“Les fleuves du ciel” d’Elif Shafak

Arthur naît en 1840 sur les bords de la Tamise, sa mère est ferrailleuse, elle brasse la boue du fleuve pour trouver des choses à vendre ; il sera baptisé « Rois des égouts et des taudis », va vivre plusieurs événement qui lui donneront un lien particulier à l’art et la culture mésopotamienne. Le plus important est celui où à 13 ans il est engagé dans une imprimerie et qu’il découvre « L’épopée de Gilgamesh ». Cette œuvre a été écrite en caractères cunéiformes sur des tablettes d’argile. A cette époque de nombreuses tablettes restent un mystère pour la traduction, Arthur deviendra expert. C’est un garçon extrêmement intelligent, curieux, opiniâtre, qui évolue dans une vie faite de misère et de violence. C’est un personnage auquel on s’attache beaucoup.

Il y a aussi l’année 2018 et Zaleekhah, une trentenaire qui fait des recherches sur l’eau et s’intéresse particulièrement à la mémoire de l’eau. Une goutte va d’ailleurs être l’un des fils conducteurs entre les différents personnages. Zaleekhah vient de se séparer, elle s’installe dans une péniche sur la Tamise. La propriétaire de sa péniche est une jeune femme qui se nomme Nen, qui est tatoueuse et qui ne tatoue que des motifs cunéiformes rappelant la Mésopotamie, la ville de Ninive et son fleuve le Tigre.

2014, justement au bord de ce fleuve « le Tigre », vit une famille Yézidie, plus particulièrement la grand-mère et sa petite-fille Naryn âgée de 9 ans. Celle-ci doit être baptisée et cette famille décide de rejoindre la vallée de Lalesh, sacrée pour les Yézidie et située en Irak. Cette famille vit à proximité de plusieurs frontières la Turquie, la Syrie et l’Irak, au moment où arrive daesh…

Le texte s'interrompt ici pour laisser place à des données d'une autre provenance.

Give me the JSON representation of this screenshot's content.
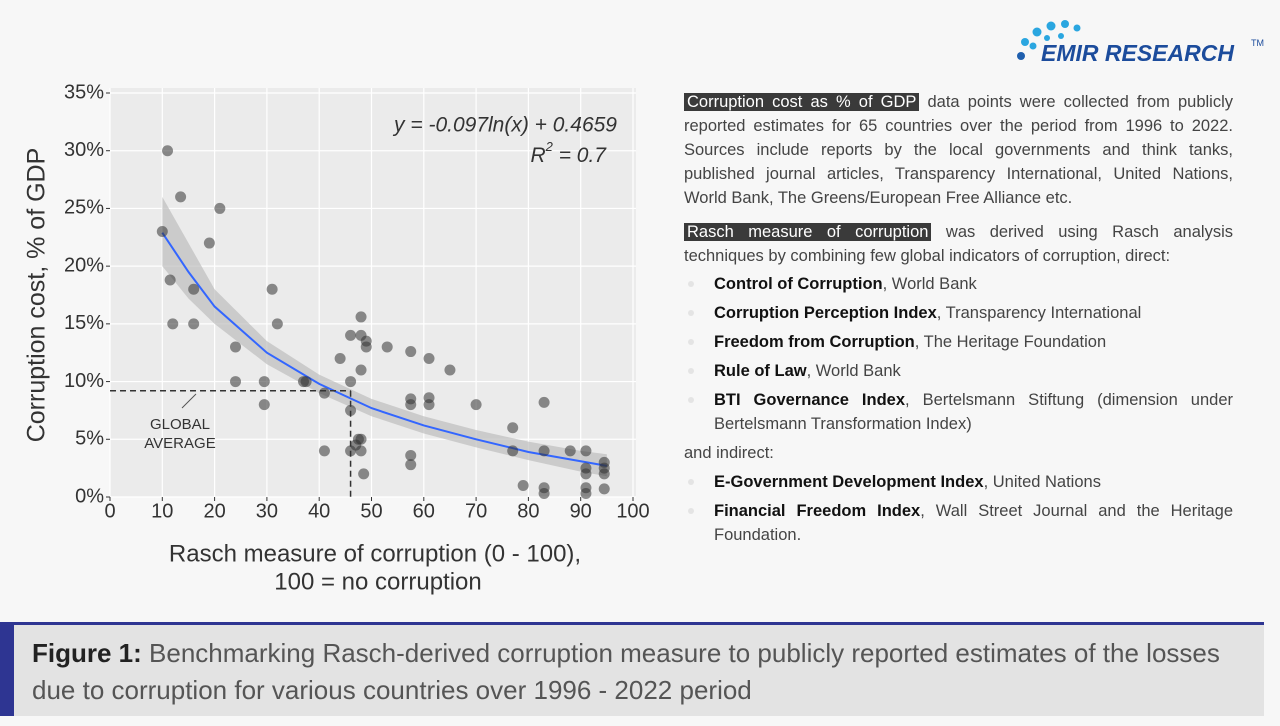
{
  "logo": {
    "name": "EMIR RESEARCH",
    "tm": "TM"
  },
  "chart_data": {
    "type": "scatter",
    "y_label": "Corruption cost, % of GDP",
    "x_label": [
      "Rasch measure of corruption (0 - 100),",
      "100 = no corruption"
    ],
    "equation": "y = -0.097ln(x) + 0.4659",
    "r2": {
      "base": "R",
      "sup": "2",
      "rest": " = 0.7"
    },
    "x": [
      10,
      11,
      11.5,
      12,
      13.5,
      16,
      16,
      19,
      21,
      24,
      24,
      29.5,
      29.5,
      31,
      32,
      37,
      37.5,
      41,
      41,
      44,
      46,
      46,
      46,
      46,
      47,
      47.5,
      48,
      48,
      48,
      48,
      48,
      48.5,
      49,
      49,
      53,
      57.5,
      57.5,
      57.5,
      57.5,
      57.5,
      61,
      61,
      61,
      65,
      70,
      77,
      77,
      79,
      83,
      83,
      83,
      83,
      88,
      91,
      91,
      91,
      91,
      91,
      94.5,
      94.5,
      94.5,
      94.5
    ],
    "values": [
      23,
      30,
      18.8,
      15,
      26,
      18,
      15,
      22,
      25,
      13,
      10,
      10,
      8,
      18,
      15,
      10,
      10,
      9,
      4,
      12,
      14,
      10,
      7.5,
      4,
      4.5,
      5,
      15.6,
      14,
      11,
      5,
      4,
      2,
      13.5,
      13,
      13,
      12.6,
      8.5,
      8,
      3.6,
      2.8,
      12,
      8.6,
      8,
      11,
      8,
      6,
      4,
      1,
      8.2,
      4,
      0.8,
      0.3,
      4,
      4,
      2.5,
      2,
      0.8,
      0.3,
      3,
      2.5,
      2,
      0.7
    ],
    "color": "#333333",
    "fit": {
      "x": [
        10,
        15,
        20,
        30,
        40,
        50,
        60,
        70,
        80,
        90,
        95
      ],
      "values": [
        22.9,
        19.5,
        16.5,
        12.5,
        9.8,
        7.7,
        6.2,
        5,
        3.9,
        3.1,
        2.7
      ],
      "lower": [
        20,
        17.2,
        15,
        11.5,
        9,
        7,
        5.5,
        4.3,
        3.2,
        2.2,
        1.8
      ],
      "upper": [
        26,
        22,
        18,
        13.5,
        10.6,
        8.5,
        7,
        5.8,
        4.8,
        4,
        3.7
      ],
      "color": "#3366ff",
      "band_color": "#bdbdbd"
    },
    "reference": {
      "x": 46,
      "y": 9.2,
      "label": [
        "GLOBAL",
        "AVERAGE"
      ]
    },
    "xlim": [
      0,
      100
    ],
    "ylim": [
      0,
      35
    ],
    "xticks": [
      0,
      10,
      20,
      30,
      40,
      50,
      60,
      70,
      80,
      90,
      100
    ],
    "yticks": [
      {
        "value": 0,
        "label": "0%"
      },
      {
        "value": 5,
        "label": "5%"
      },
      {
        "value": 10,
        "label": "10%"
      },
      {
        "value": 15,
        "label": "15%"
      },
      {
        "value": 20,
        "label": "20%"
      },
      {
        "value": 25,
        "label": "25%"
      },
      {
        "value": 30,
        "label": "30%"
      },
      {
        "value": 35,
        "label": "35%"
      }
    ],
    "grid": true
  },
  "notes": {
    "p1": {
      "highlight": "Corruption cost as % of GDP",
      "text": " data points were collected from publicly reported estimates for 65 countries over the period from 1996 to 2022. Sources include reports by the local governments and think tanks, published journal articles, Transparency International, United Nations, World Bank, The Greens/European Free Alliance etc."
    },
    "p2": {
      "highlight": "Rasch measure of corruption",
      "text": " was derived using Rasch analysis techniques by combining few global indicators of corruption, direct:"
    },
    "direct": [
      {
        "bold": "Control of Corruption",
        "rest": ", World Bank"
      },
      {
        "bold": "Corruption Perception Index",
        "rest": ", Transparency International"
      },
      {
        "bold": "Freedom from Corruption",
        "rest": ", The Heritage Foundation"
      },
      {
        "bold": "Rule of Law",
        "rest": ", World Bank"
      },
      {
        "bold": "BTI Governance Index",
        "rest": ", Bertelsmann Stiftung (dimension under Bertelsmann Transformation Index)"
      }
    ],
    "indirect_intro": "and indirect:",
    "indirect": [
      {
        "bold": "E-Government Development Index",
        "rest": ", United Nations"
      },
      {
        "bold": "Financial Freedom Index",
        "rest": ", Wall Street Journal and the Heritage Foundation."
      }
    ]
  },
  "caption": {
    "label": "Figure 1:",
    "text": " Benchmarking Rasch-derived corruption measure to publicly reported estimates of the losses due to corruption for various countries over 1996 - 2022 period"
  }
}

Ces trois histoires se relient de manière fluide, chacune dans une atmosphère différente, extrêmement bien rendue, on imagine la noirceur et le froid de Londres en 1850, aussi bien que la lumière et la chaleur des bords du Tigre. Chacun des personnages, Arthur, Zaleekha, Naryn, pourrait à lui seul valoir un roman. À travers ce voyage incessant entre les époques et les lieux, l’autrice raconte aussi le dérèglement climatique, le pillage des vestiges historiques, la cruauté faite aux Yézidis. Elif Shafak s’appuie sur une documentation nourrie, elle reste pourtant une formidable conteuse, ce qui en fait un livre hautement romanesque et dans la multitude d’autofictions publiées ces temps-ci, ca fait du bien ! Un grand et beau roman.